I cant help with the deficiencies or ferts, sorry, im more of a low tech guy, but I can suggest some plants. I would go with water wisteria, water sprite, sunset hygro, pygmy chain sword or dwarf sag, and maybe some vals for the back. I also really like your sword, and removing it would also be somewhat difficult with its extensive root system, but its up to you.


----------



## lauraleellbp (Feb 3, 2008)

Yes, stems will always loose leaves at the base or wherever the leaves get shaded. There's a bit of an "art" to where to trim and replant to maximize light spread while at the same time allow the plant to "bush" out. In my tanks, older, taller stems are in the back of the tank (since they're usually the leggy ones), and I'll continually plant the trimmings in the front to hide the bare stems behind. Or use "midground" plants like crypts or something else in front of older stems.

I'm using the Root Medic tabs right now in several of my tanks. I can definitely tell growth from swords and crypts within a few weeks of adding them.

You can put together a dosing regimen for your water column if you want. I don't dose the water column in any of my tanks, though, so can't help you much with that. Check out some other low tech tanks and see what they're dosing. You shouldn't need much with your current relatively light plantload, however. Have you checked your nitrate levels?


----------



## llamas (Jul 5, 2010)

Thanks for the reply and suggestions potatoes.

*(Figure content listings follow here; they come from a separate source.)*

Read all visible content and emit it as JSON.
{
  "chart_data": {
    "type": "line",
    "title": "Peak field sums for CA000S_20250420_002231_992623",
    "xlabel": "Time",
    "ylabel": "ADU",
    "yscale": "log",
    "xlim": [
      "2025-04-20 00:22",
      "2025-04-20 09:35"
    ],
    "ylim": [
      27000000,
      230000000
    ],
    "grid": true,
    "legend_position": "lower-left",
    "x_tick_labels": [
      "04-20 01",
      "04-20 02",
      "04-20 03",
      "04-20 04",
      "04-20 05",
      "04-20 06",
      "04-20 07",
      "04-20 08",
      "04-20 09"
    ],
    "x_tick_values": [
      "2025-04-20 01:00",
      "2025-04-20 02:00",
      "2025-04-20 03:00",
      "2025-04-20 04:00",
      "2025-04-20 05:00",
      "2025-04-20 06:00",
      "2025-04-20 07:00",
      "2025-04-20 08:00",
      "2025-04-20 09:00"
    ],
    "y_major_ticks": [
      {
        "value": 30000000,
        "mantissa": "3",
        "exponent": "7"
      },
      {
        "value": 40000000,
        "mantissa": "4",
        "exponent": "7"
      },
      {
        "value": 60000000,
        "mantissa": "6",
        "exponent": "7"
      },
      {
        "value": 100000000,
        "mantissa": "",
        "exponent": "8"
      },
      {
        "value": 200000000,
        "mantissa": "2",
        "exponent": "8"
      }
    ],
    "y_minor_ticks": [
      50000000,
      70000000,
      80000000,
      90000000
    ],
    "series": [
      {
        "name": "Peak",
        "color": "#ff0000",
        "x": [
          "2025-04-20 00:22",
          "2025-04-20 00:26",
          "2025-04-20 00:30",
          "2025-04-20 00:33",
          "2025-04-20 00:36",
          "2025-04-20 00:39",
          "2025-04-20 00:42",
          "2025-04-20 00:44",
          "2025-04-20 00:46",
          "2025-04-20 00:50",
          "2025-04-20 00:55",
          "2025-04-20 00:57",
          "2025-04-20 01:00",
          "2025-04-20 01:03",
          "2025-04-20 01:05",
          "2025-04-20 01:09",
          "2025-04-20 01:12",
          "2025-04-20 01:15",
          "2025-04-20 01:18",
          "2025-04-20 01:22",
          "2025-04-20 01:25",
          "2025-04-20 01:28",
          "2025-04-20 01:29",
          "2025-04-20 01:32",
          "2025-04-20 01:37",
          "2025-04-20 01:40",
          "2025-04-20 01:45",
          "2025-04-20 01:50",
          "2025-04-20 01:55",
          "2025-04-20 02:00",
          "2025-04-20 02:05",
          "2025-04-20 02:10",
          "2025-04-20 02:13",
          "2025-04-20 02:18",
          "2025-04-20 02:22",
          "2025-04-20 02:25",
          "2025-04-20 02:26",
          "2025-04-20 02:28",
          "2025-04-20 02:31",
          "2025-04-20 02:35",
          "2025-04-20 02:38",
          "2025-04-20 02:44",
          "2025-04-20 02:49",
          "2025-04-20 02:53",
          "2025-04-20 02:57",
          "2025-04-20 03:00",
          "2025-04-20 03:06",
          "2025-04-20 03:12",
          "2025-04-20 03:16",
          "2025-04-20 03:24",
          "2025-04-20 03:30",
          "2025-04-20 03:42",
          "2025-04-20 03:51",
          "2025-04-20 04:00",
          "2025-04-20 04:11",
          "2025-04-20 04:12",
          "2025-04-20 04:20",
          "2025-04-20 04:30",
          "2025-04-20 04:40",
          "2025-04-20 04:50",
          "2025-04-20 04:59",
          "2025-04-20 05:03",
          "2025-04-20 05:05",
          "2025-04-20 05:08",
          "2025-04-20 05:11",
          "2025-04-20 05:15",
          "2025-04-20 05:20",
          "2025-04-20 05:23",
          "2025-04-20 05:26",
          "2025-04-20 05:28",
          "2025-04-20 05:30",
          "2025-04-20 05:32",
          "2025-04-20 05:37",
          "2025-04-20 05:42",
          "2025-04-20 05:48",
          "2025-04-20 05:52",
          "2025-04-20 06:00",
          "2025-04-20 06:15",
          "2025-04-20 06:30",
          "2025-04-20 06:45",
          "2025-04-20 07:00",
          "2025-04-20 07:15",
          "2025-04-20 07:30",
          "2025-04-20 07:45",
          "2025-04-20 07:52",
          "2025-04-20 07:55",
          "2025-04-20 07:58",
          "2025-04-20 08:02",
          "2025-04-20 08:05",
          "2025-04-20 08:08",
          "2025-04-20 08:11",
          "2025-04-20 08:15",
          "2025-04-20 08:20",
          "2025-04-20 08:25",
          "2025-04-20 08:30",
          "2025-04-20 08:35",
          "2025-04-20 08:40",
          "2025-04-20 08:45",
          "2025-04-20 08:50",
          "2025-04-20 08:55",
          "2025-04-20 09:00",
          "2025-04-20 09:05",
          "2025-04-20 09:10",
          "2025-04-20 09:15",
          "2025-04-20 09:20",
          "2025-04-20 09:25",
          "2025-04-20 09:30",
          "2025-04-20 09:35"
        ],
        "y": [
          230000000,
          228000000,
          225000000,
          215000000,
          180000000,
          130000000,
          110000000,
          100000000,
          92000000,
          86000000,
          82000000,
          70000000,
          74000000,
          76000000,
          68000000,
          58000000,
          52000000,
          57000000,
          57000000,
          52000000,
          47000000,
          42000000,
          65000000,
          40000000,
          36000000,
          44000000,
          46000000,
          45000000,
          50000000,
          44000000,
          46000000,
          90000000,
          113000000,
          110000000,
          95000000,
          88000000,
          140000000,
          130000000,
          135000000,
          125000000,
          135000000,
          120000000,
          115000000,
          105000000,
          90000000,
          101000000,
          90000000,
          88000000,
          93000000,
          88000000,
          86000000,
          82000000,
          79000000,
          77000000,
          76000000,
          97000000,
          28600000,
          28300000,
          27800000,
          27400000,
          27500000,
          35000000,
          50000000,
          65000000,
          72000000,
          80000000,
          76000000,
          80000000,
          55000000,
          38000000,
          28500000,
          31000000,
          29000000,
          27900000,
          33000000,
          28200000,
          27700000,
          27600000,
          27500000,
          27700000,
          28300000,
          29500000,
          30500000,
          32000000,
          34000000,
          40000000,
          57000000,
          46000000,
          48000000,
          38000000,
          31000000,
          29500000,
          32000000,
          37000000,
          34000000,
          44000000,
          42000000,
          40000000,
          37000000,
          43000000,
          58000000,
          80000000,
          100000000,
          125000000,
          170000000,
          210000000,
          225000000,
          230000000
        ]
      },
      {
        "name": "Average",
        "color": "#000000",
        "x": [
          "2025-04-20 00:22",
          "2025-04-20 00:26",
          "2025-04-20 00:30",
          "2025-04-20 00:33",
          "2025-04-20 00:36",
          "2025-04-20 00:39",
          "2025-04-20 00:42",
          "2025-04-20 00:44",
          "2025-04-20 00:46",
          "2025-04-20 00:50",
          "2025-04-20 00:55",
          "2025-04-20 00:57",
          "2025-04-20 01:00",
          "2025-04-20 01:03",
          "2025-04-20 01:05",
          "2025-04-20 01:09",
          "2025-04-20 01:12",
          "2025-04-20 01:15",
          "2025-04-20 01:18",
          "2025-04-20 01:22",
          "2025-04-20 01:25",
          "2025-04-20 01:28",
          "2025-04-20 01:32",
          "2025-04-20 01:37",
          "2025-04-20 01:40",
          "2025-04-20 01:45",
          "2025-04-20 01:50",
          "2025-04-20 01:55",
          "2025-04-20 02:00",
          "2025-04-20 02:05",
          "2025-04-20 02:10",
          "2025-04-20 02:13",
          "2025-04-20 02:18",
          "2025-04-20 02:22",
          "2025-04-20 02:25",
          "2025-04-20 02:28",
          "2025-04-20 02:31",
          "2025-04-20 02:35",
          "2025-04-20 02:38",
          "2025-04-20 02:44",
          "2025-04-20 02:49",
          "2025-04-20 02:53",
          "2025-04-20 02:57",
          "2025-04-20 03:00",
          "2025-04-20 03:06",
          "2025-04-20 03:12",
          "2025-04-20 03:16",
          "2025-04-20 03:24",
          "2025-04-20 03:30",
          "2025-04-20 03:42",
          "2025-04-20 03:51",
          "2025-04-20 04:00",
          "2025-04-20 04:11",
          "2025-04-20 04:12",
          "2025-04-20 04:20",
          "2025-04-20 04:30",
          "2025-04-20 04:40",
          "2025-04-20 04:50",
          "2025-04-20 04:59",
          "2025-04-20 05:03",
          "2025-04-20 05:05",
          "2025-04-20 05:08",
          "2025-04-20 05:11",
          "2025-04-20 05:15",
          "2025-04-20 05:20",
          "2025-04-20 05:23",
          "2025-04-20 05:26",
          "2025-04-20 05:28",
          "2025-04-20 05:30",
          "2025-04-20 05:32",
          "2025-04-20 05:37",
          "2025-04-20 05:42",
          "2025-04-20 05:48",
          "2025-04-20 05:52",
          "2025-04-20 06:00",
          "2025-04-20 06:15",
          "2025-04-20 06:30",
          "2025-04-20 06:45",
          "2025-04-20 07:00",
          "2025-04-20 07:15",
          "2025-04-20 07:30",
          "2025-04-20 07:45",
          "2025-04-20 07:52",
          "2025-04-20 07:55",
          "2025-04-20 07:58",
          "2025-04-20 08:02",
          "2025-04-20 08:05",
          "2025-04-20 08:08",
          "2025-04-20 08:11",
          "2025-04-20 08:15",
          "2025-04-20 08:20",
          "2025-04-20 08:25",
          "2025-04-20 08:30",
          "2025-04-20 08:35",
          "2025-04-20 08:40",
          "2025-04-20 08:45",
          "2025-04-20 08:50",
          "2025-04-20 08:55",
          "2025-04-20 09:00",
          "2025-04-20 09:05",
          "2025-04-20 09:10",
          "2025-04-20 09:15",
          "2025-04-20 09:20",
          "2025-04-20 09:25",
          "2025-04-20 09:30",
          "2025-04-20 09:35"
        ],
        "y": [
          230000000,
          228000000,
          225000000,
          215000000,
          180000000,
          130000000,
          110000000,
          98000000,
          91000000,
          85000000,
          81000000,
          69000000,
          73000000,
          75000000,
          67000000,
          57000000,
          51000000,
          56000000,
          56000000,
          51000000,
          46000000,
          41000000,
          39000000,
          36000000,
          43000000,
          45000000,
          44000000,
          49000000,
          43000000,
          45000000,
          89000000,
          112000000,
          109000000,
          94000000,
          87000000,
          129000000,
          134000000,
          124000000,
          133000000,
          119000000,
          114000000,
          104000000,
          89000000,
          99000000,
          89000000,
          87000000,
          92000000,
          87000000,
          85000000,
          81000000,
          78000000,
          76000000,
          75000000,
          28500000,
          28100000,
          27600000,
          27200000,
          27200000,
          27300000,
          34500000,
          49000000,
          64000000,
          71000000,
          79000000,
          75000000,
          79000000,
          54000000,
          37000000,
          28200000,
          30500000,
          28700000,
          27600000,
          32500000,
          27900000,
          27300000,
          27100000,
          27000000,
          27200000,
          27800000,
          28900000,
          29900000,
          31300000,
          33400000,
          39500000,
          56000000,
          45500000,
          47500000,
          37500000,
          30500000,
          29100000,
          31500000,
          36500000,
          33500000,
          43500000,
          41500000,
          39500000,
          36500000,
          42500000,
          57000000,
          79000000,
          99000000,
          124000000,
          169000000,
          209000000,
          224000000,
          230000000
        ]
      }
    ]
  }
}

i have some dwarf sag in there. Oddly, it has kind of remained dormant that whole time I've had it in there (1 year or so). No growth what-so-ever...


----------



## llamas (Jul 5, 2010)

lauraleellbp said:


> Yes, stems will always loose leaves at the base or wherever the leaves get shaded. There's a bit of an "art" to where to trim and replant to maximize light spread while at the same time allow the plant to "bush" out. In my tanks, older, taller stems are in the back of the tank (since they're usually the leggy ones), and I'll continually plant the trimmings in the front to hide the bare stems behind. Or use "midground" plants like crypts or something else in front of older stems.
> 
> I'm using the Root Medic tabs right now in several of my tanks. I can definitely tell growth from swords and crypts within a few weeks of adding them.
> 
> You can put together a dosing regimen for your water column if you want. I don't dose the water column in any of my tanks, though, so can't help you much with that. Check out some other low tech tanks and see what they're dosing. You shouldn't need much with your current relatively light plantload, however. Have you checked your nitrate levels?


.

I will purchase some root medic tabs then. I have not checked my nitrates lately. Last time I did (month ago?) They were around 10ppm. 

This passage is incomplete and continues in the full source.